When I watch that old grainy black-and-white film, footage taken while the shooter was firing from atop the UT Tower, it reminds me of footage taken in a third-world country. It seems out of place to have occured in the heart of Texas.
We only keep photos of the happy moments of our lives: weddings, vacations, birthday parties, laughing children. No one keeps photographic images of the most terrible moments: deaths, fears, and moments of gore. Yet, with me, the day the shooter was on the UT Tower comprised all these themes, and I cannot forget them as I age. I saw death fall from a clear blue sky. The film of that horrible day keeps being shown over and over on television for anniversary specials and historical retrospectives. I try to move on, but can’t leave that day behind. It’s always there. People seem so fascinated by an event that was the most horrific day I’ve ever known.

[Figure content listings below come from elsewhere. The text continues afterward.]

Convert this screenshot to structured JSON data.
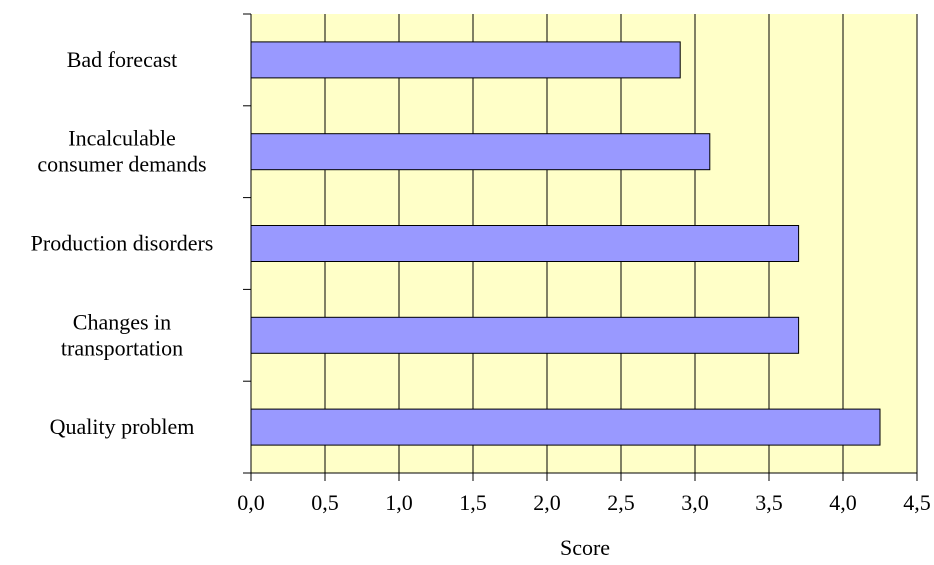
{
  "chart_data": {
    "type": "bar",
    "orientation": "horizontal",
    "categories": [
      [
        "Bad forecast"
      ],
      [
        "Incalculable",
        "consumer demands"
      ],
      [
        "Production disorders"
      ],
      [
        "Changes in",
        "transportation"
      ],
      [
        "Quality problem"
      ]
    ],
    "values": [
      2.9,
      3.1,
      3.7,
      3.7,
      4.25
    ],
    "xlabel": "Score",
    "ylabel": "",
    "xlim": [
      0,
      4.5
    ],
    "xticks": [
      0,
      0.5,
      1,
      1.5,
      2,
      2.5,
      3,
      3.5,
      4,
      4.5
    ],
    "xtick_labels": [
      "0,0",
      "0,5",
      "1,0",
      "1,5",
      "2,0",
      "2,5",
      "3,0",
      "3,5",
      "4,0",
      "4,5"
    ],
    "grid": "vertical",
    "colors": {
      "plot_background": "#ffffc8",
      "bar_fill": "#9999ff",
      "bar_stroke": "#000000",
      "grid": "#000000"
    }
  }
}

I now know what the stain of evil can do to an individual psyche and how everything in and around the world that one considers safe and comfortable can be instantly shattered without warning. I’d never been more frightened in my life as when I consciously ran out from cover.
The university was closed the next day to clean up the blood and then the school reopened as if the shooting hadn’t happened. Today, when there is a mass shooting, there are a flood of therapists available to talk with the victims. Nothing like that existed in 1966. Nobody knew how to mentally process such horror. I didn’t talk about it much for decades. I now know I should have. Guilt has followed me incessantly. Why did I leave that woman and those others out there baking in the searing sun? If not for my cowardice, might more people have lived?

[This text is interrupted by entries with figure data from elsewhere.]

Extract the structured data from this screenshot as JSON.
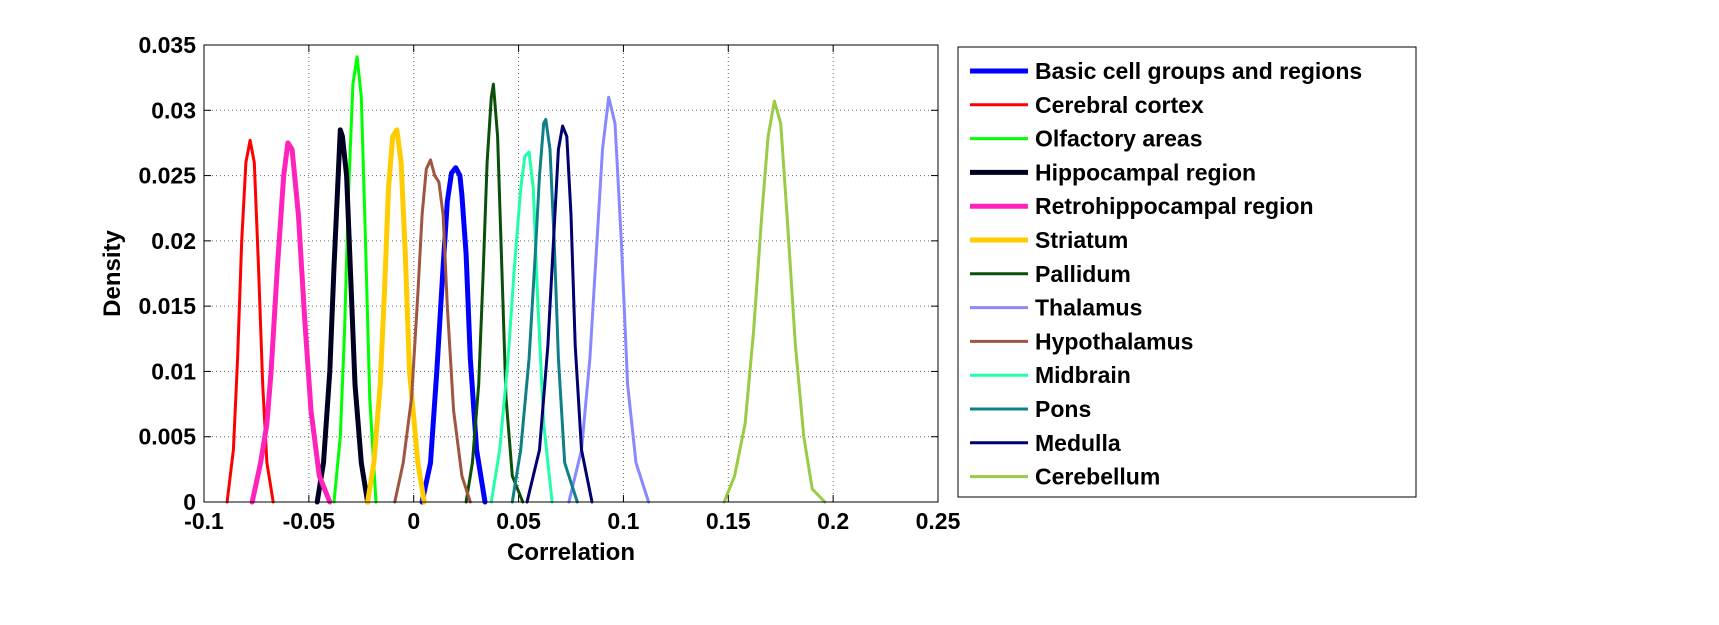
{
  "chart_data": {
    "type": "line",
    "title": "",
    "xlabel": "Correlation",
    "ylabel": "Density",
    "xlim": [
      -0.1,
      0.25
    ],
    "ylim": [
      0,
      0.035
    ],
    "x_ticks": [
      -0.1,
      -0.05,
      0,
      0.05,
      0.1,
      0.15,
      0.2,
      0.25
    ],
    "x_tick_labels": [
      "-0.1",
      "-0.05",
      "0",
      "0.05",
      "0.1",
      "0.15",
      "0.2",
      "0.25"
    ],
    "y_ticks": [
      0,
      0.005,
      0.01,
      0.015,
      0.02,
      0.025,
      0.03,
      0.035
    ],
    "y_tick_labels": [
      "0",
      "0.005",
      "0.01",
      "0.015",
      "0.02",
      "0.025",
      "0.03",
      "0.035"
    ],
    "grid": true,
    "legend_position": "outside-right",
    "series": [
      {
        "name": "Basic cell groups and regions",
        "color": "#0000ff",
        "thick": true,
        "x": [
          0.004,
          0.008,
          0.011,
          0.014,
          0.016,
          0.018,
          0.02,
          0.022,
          0.023,
          0.025,
          0.027,
          0.03,
          0.034
        ],
        "y": [
          0,
          0.003,
          0.01,
          0.018,
          0.023,
          0.0252,
          0.0256,
          0.025,
          0.0235,
          0.019,
          0.011,
          0.004,
          0
        ]
      },
      {
        "name": "Cerebral cortex",
        "color": "#ff0000",
        "thick": false,
        "x": [
          -0.089,
          -0.086,
          -0.084,
          -0.082,
          -0.08,
          -0.078,
          -0.076,
          -0.074,
          -0.072,
          -0.07,
          -0.067
        ],
        "y": [
          0,
          0.004,
          0.011,
          0.02,
          0.026,
          0.0277,
          0.026,
          0.018,
          0.009,
          0.003,
          0
        ]
      },
      {
        "name": "Olfactory areas",
        "color": "#00ff00",
        "thick": false,
        "x": [
          -0.038,
          -0.035,
          -0.033,
          -0.031,
          -0.029,
          -0.027,
          -0.025,
          -0.023,
          -0.021,
          -0.018
        ],
        "y": [
          0,
          0.005,
          0.013,
          0.024,
          0.032,
          0.0341,
          0.031,
          0.02,
          0.008,
          0
        ]
      },
      {
        "name": "Hippocampal region",
        "color": "#000022",
        "thick": true,
        "x": [
          -0.046,
          -0.043,
          -0.04,
          -0.038,
          -0.036,
          -0.035,
          -0.034,
          -0.032,
          -0.03,
          -0.028,
          -0.025,
          -0.022
        ],
        "y": [
          0,
          0.003,
          0.01,
          0.018,
          0.025,
          0.0285,
          0.028,
          0.025,
          0.017,
          0.009,
          0.003,
          0
        ]
      },
      {
        "name": "Retrohippocampal region",
        "color": "#ff22bb",
        "thick": true,
        "x": [
          -0.077,
          -0.073,
          -0.07,
          -0.068,
          -0.065,
          -0.062,
          -0.06,
          -0.058,
          -0.055,
          -0.052,
          -0.049,
          -0.045,
          -0.04
        ],
        "y": [
          0,
          0.003,
          0.006,
          0.01,
          0.018,
          0.025,
          0.0275,
          0.027,
          0.022,
          0.014,
          0.007,
          0.002,
          0
        ]
      },
      {
        "name": "Striatum",
        "color": "#ffcc00",
        "thick": true,
        "x": [
          -0.022,
          -0.019,
          -0.016,
          -0.014,
          -0.012,
          -0.01,
          -0.008,
          -0.006,
          -0.004,
          -0.002,
          0.002,
          0.005
        ],
        "y": [
          0,
          0.003,
          0.009,
          0.016,
          0.024,
          0.028,
          0.0285,
          0.026,
          0.019,
          0.01,
          0.003,
          0
        ]
      },
      {
        "name": "Pallidum",
        "color": "#0a500a",
        "thick": false,
        "x": [
          0.025,
          0.028,
          0.031,
          0.033,
          0.035,
          0.037,
          0.038,
          0.04,
          0.042,
          0.044,
          0.047,
          0.052
        ],
        "y": [
          0,
          0.003,
          0.009,
          0.017,
          0.026,
          0.031,
          0.032,
          0.028,
          0.018,
          0.008,
          0.002,
          0
        ]
      },
      {
        "name": "Thalamus",
        "color": "#8888ff",
        "thick": false,
        "x": [
          0.074,
          0.08,
          0.084,
          0.087,
          0.09,
          0.093,
          0.096,
          0.099,
          0.102,
          0.106,
          0.112
        ],
        "y": [
          0,
          0.004,
          0.011,
          0.019,
          0.027,
          0.031,
          0.029,
          0.02,
          0.009,
          0.003,
          0
        ]
      },
      {
        "name": "Hypothalamus",
        "color": "#a05540",
        "thick": false,
        "x": [
          -0.009,
          -0.005,
          -0.001,
          0.002,
          0.004,
          0.006,
          0.008,
          0.01,
          0.012,
          0.014,
          0.016,
          0.019,
          0.023,
          0.027
        ],
        "y": [
          0,
          0.003,
          0.008,
          0.016,
          0.022,
          0.0255,
          0.0262,
          0.025,
          0.0245,
          0.022,
          0.015,
          0.007,
          0.002,
          0
        ]
      },
      {
        "name": "Midbrain",
        "color": "#22ffaa",
        "thick": false,
        "x": [
          0.037,
          0.041,
          0.045,
          0.048,
          0.051,
          0.053,
          0.055,
          0.057,
          0.059,
          0.062,
          0.066
        ],
        "y": [
          0,
          0.004,
          0.011,
          0.018,
          0.024,
          0.0265,
          0.0268,
          0.024,
          0.016,
          0.006,
          0
        ]
      },
      {
        "name": "Pons",
        "color": "#108088",
        "thick": false,
        "x": [
          0.047,
          0.051,
          0.055,
          0.058,
          0.06,
          0.062,
          0.063,
          0.065,
          0.067,
          0.069,
          0.072,
          0.078
        ],
        "y": [
          0,
          0.004,
          0.011,
          0.019,
          0.025,
          0.029,
          0.0293,
          0.027,
          0.02,
          0.011,
          0.003,
          0
        ]
      },
      {
        "name": "Medulla",
        "color": "#000070",
        "thick": false,
        "x": [
          0.054,
          0.06,
          0.064,
          0.067,
          0.069,
          0.071,
          0.073,
          0.075,
          0.077,
          0.08,
          0.085
        ],
        "y": [
          0,
          0.004,
          0.012,
          0.021,
          0.027,
          0.0288,
          0.028,
          0.022,
          0.012,
          0.004,
          0
        ]
      },
      {
        "name": "Cerebellum",
        "color": "#99cc44",
        "thick": false,
        "x": [
          0.148,
          0.153,
          0.158,
          0.162,
          0.166,
          0.169,
          0.172,
          0.175,
          0.178,
          0.182,
          0.186,
          0.19,
          0.196
        ],
        "y": [
          0,
          0.002,
          0.006,
          0.013,
          0.022,
          0.028,
          0.0307,
          0.029,
          0.022,
          0.012,
          0.005,
          0.001,
          0
        ]
      }
    ]
  }
}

I wonder how my life and the way that I perceive things now would have been altered if I’d not kept seeing the broadcasted images of that rampage. The vivid scenes have become part of this nation’s video library, trotted out for everyone’s casual viewing. During melancholy moments, my mind inevitably goes back to that horrible day, and I review what I endured. I resurrect those dark thoughts normally buried deep within my mind and concealed from all but myself.
I know now that I did the best I could, but there is always a worm of doubt. That worm has been a part of my psyche for over fifty years now, and we are inseparable. Over time, I learned to live with my guilt, the guilt that few knew I felt. I have discovered that survivor’s guilt is a normal condition that occurs after a traumatic event. That knowledge has helped me fight the loneliness that accompanied my trauma.
Now there is no reason to name the shooter as everyone knows who it was. I see no reason to stain this page with his name. He did, however, leave a lasting legacy in the form of a template of violence. This template has taken the lives away from thousands of innocent victims and traumatized thousands of family members, friends, and witnesses to senseless bloodshed. When will it stop?
*Gunby was initially shot at age 23 and survived a surgery to repair his damaged intestine. However, during surgery, doctors discovered that Gunby had one functioning kidney. The gunshot wound damaged this one working kidney, and as a result he received dialysis, which he eventually stopped. He died in 2001 after stopping dialysis. His death is ruled a homicide.